I have a VCF file with 24 control samples and 24 treated sample all called jointly through GATK. I am not interested in the differences between all my samples vs ensembl reference used for mapping. I am interested in control vs treated. So I would like to use my control samples as reference and regenotype my treated samples against it.
To explain further, here is a simplified example:
var ref alt t1 t2 t3 c1 c2 c3
1 A T A/T A/T A/T A/T A/T A/T
2 A T A/T A/T A/T A/A A/A A/A
3 G C G/G G/G G/G G/C G/C G/C
var1 would not be interesting as it does not differ between controls and treated. var2 and var3 are interesting.
I am thinking of an approach where I would pick variants that have identical genotypes across controls and find a consensus. Then use that as the reference and regenotype my treated samples against it. Now that brings us to an interesting question... Which allele do I pick as reference for heterozygous positions. Now sure how they do that for all the reference genomes...

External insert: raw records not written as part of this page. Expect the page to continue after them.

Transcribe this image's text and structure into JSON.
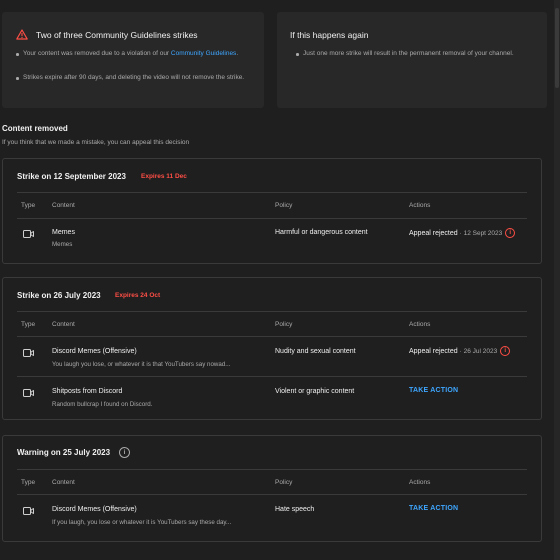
{
  "summary": {
    "title": "Two of three Community Guidelines strikes",
    "bullet1_text": "Your content was removed due to a violation of our",
    "bullet1_link": "Community Guidelines",
    "bullet1_end": ".",
    "bullet2": "Strikes expire after 90 days, and deleting the video will not remove the strike."
  },
  "again": {
    "title": "If this happens again",
    "bullet": "Just one more strike will result in the permanent removal of your channel."
  },
  "section": {
    "title": "Content removed",
    "subtitle": "If you think that we made a mistake, you can appeal this decision"
  },
  "headers": {
    "type": "Type",
    "content": "Content",
    "policy": "Policy",
    "actions": "Actions"
  },
  "strikes": [
    {
      "title": "Strike on 12 September 2023",
      "expires": "Expires 11 Dec",
      "rows": [
        {
          "title": "Memes",
          "desc": "Memes",
          "policy": "Harmful or dangerous content",
          "status": "Appeal rejected",
          "date": "· 12 Sept 2023"
        }
      ]
    },
    {
      "title": "Strike on 26 July 2023",
      "expires": "Expires 24 Oct",
      "rows": [
        {
          "title": "Discord Memes (Offensive)",
          "desc": "You laugh you lose, or whatever it is that YouTubers say nowad...",
          "policy": "Nudity and sexual content",
          "status": "Appeal rejected",
          "date": "· 26 Jul 2023"
        },
        {
          "title": "Shitposts from Discord",
          "desc": "Random bullcrap I found on Discord.",
          "policy": "Violent or graphic content",
          "action": "TAKE ACTION"
        }
      ]
    },
    {
      "title": "Warning on 25 July 2023",
      "rows": [
        {
          "title": "Discord Memes (Offensive)",
          "desc": "If you laugh, you lose or whatever it is YouTubers say these day...",
          "policy": "Hate speech",
          "action": "TAKE ACTION"
        }
      ]
    }
  ],
  "icons": {
    "warning": "warning-triangle-icon",
    "video": "video-camera-icon",
    "info": "info-icon"
  },
  "colors": {
    "accent_link": "#3ea6ff",
    "expiry_red": "#ff4e45",
    "background": "#1f1f1f",
    "card": "#282828"
  }
}
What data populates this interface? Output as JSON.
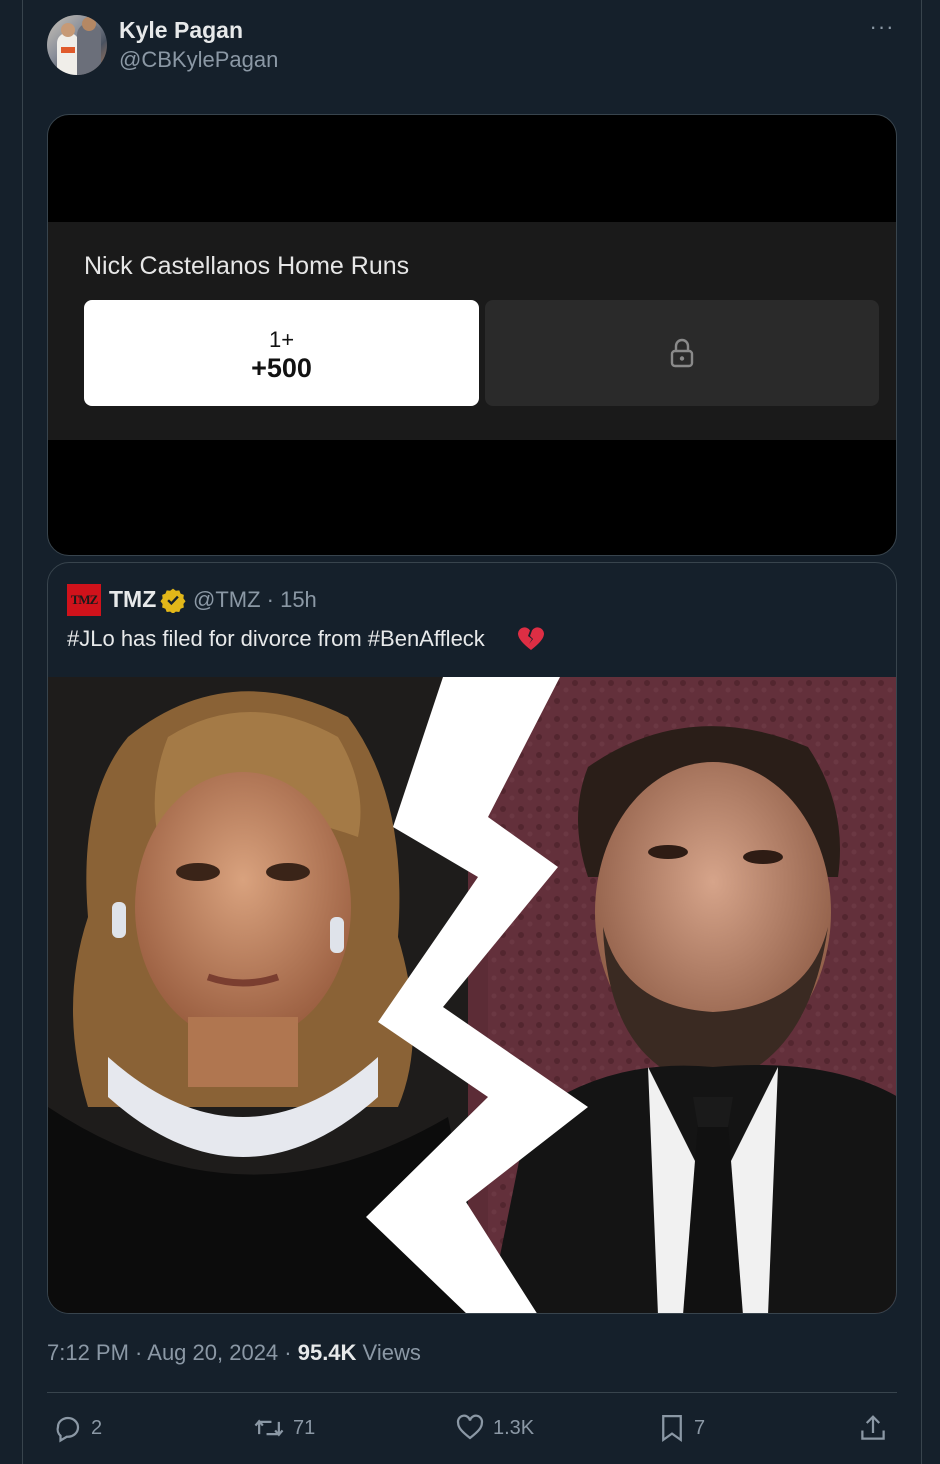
{
  "author": {
    "display_name": "Kyle Pagan",
    "handle": "@CBKylePagan",
    "more_label": "···"
  },
  "bet_card": {
    "title": "Nick Castellanos Home Runs",
    "option_selected": {
      "label": "1+",
      "odds": "+500"
    },
    "option_locked": {
      "icon": "lock-icon"
    }
  },
  "quoted_tweet": {
    "logo_text": "TMZ",
    "name": "TMZ",
    "handle_time": "@TMZ · 15h",
    "text": "#JLo has filed for divorce from #BenAffleck",
    "emoji": "broken-heart-icon"
  },
  "meta": {
    "time_date": "7:12 PM · Aug 20, 2024 · ",
    "views_count": "95.4K",
    "views_label": " Views"
  },
  "actions": {
    "replies": "2",
    "reposts": "71",
    "likes": "1.3K",
    "bookmarks": "7"
  },
  "colors": {
    "background": "#15202b",
    "border": "#38444d",
    "text_secondary": "#8b98a5",
    "tmz_red": "#d0121b",
    "verified_gold": "#e2b719"
  }
}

In this example, I am just going to pick the most common allele for each variant and set that as the reference. var1 was skipped earlier and the new reference looks like:
var ref
2 A
3 G
Now if we regenotype the treated samples against the new reference, we get:
var ref alt c1 c2 c3
2 A A A/A A/A A/A
3 G C G/C G/C G/C
var 2 can be skipped because it is not polymorphic anymore (only because A was chosen as ref). Then we have:
var ref alt c1 c2 c3
3 G C G/C G/C G/C
Is this correct? Anything like this implemented in any workflow/software? Ultimately the aim is to pick only differences caused due to the experimental condition.
not clear to me: what should you do with your t* samples ?
From original
Well, the point is that I have 3 variants when considering all samples (top code block), but I have only 1 variant if I regenotype my T against C (bottom code block). I would expect this to make a big difference in downstream variant effect predictions and so on.